Search on TDPortal (https://portal.nrtdp.northwestern.edu/static/TDPortalSOP_043_20180301.pdf)
- Connect website(https://portal.nrtdp.northwestern.edu/)
- Log in TDPortal with “your email address” and “your password”
- Your subfolder's name will show as each dataset.
- Select files into the “Input files” under the selected dataset.
- Select organism "human".
- Set parameters as follow: User empirical P-score: False
Filter by FDR: True
Create SAS input sheet for quant: Select True when we need to.
Precursor resolution: High resolution
Fragmentation Type: Auto (or the type we used on MS).
Code set: Standard 4.0.0
Include ProSight Error Tolerance Search: False (select “true” when we want to allow one unknown mass shift in the proteoform).
Exporting TDPortal results
Software
| Value | Label |
|---|---|
| TDViewer | NAME |
| Northwestern University | DEVELOPER |
| http://topdownviewer.northwestern.edu/ | LINK |
- Download *.tdReports file. Note: There can be two separate processes created in the queue. One for ID results in the TDReport. Another is the CSV file for quantitation (if enabled).
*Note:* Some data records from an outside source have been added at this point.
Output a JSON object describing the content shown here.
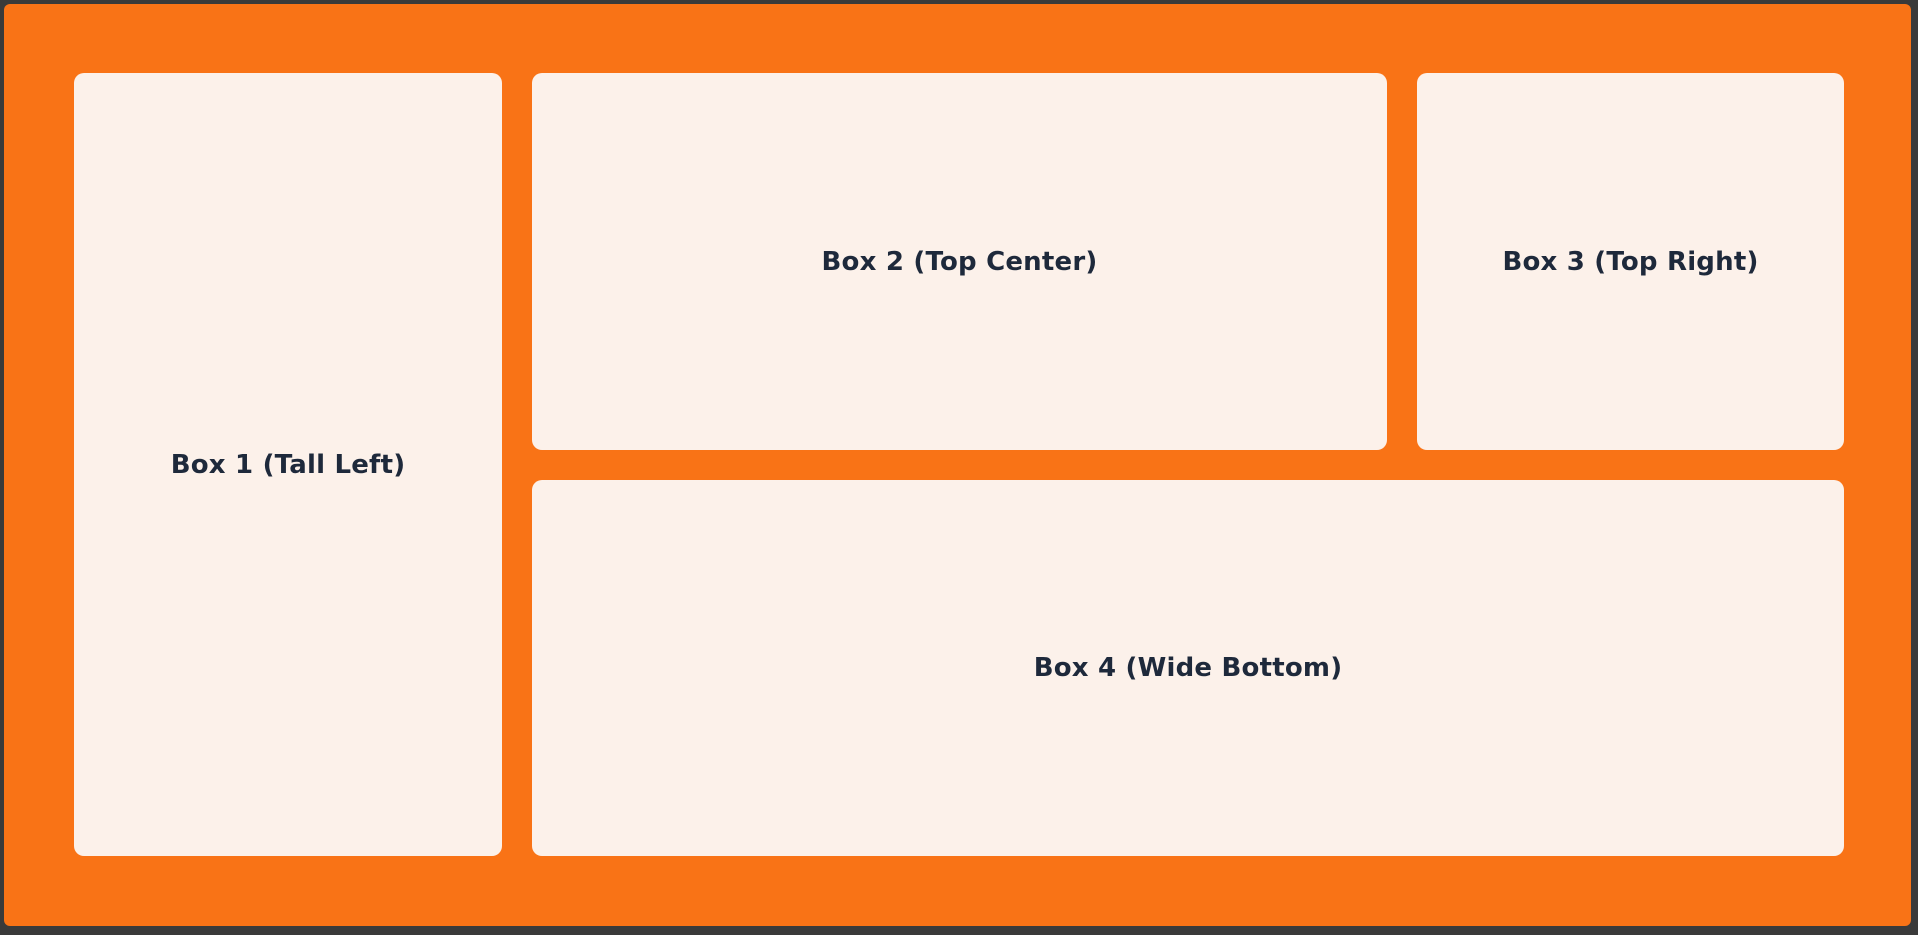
{
  "colors": {
    "outer_background": "#3a3a3a",
    "container_background": "#f97316",
    "box_background": "#fcf1ea",
    "box_text": "#1e293b"
  },
  "boxes": [
    {
      "label": "Box 1 (Tall Left)"
    },
    {
      "label": "Box 2 (Top Center)"
    },
    {
      "label": "Box 3 (Top Right)"
    },
    {
      "label": "Box 4 (Wide Bottom)"
    }
  ]
}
- Click the download icon to download these files.
-
Open TDReport by TDViewer 2.0(http://tdviewer2.northwestern.edu/)
-
Read and export proteoform ID results from TDViewer with 1% FDR cutoff.
Combining Results
Results (proteoform spectral matches) from TopPIC and TDPortal are then merged using a function written in R that is openly available on GitHub. The input proteoform tables from each software was pre-filtered with FDR cutoff of 1% (adjusted FDR in TopPICR for TopPIC, and the default FDR in TDPortal).
Software
| Value | Label |
|---|---|
| TDPortal_TopPIC_Join | NAME |
| https://github.com/Cajun-data/TDPortal_TopPIC_Join_Function | REPOSITORY |
| James M Fulcher | DEVELOPER |
| https://github.com/Cajun-data/TDPortal_TopPIC_Join_Function | LINK |
Final output
Results for proteoform spectral matches (merged from TopPIC and TDPortal) and proteoform quantitation (TopPICR) are uploaded to HIVE.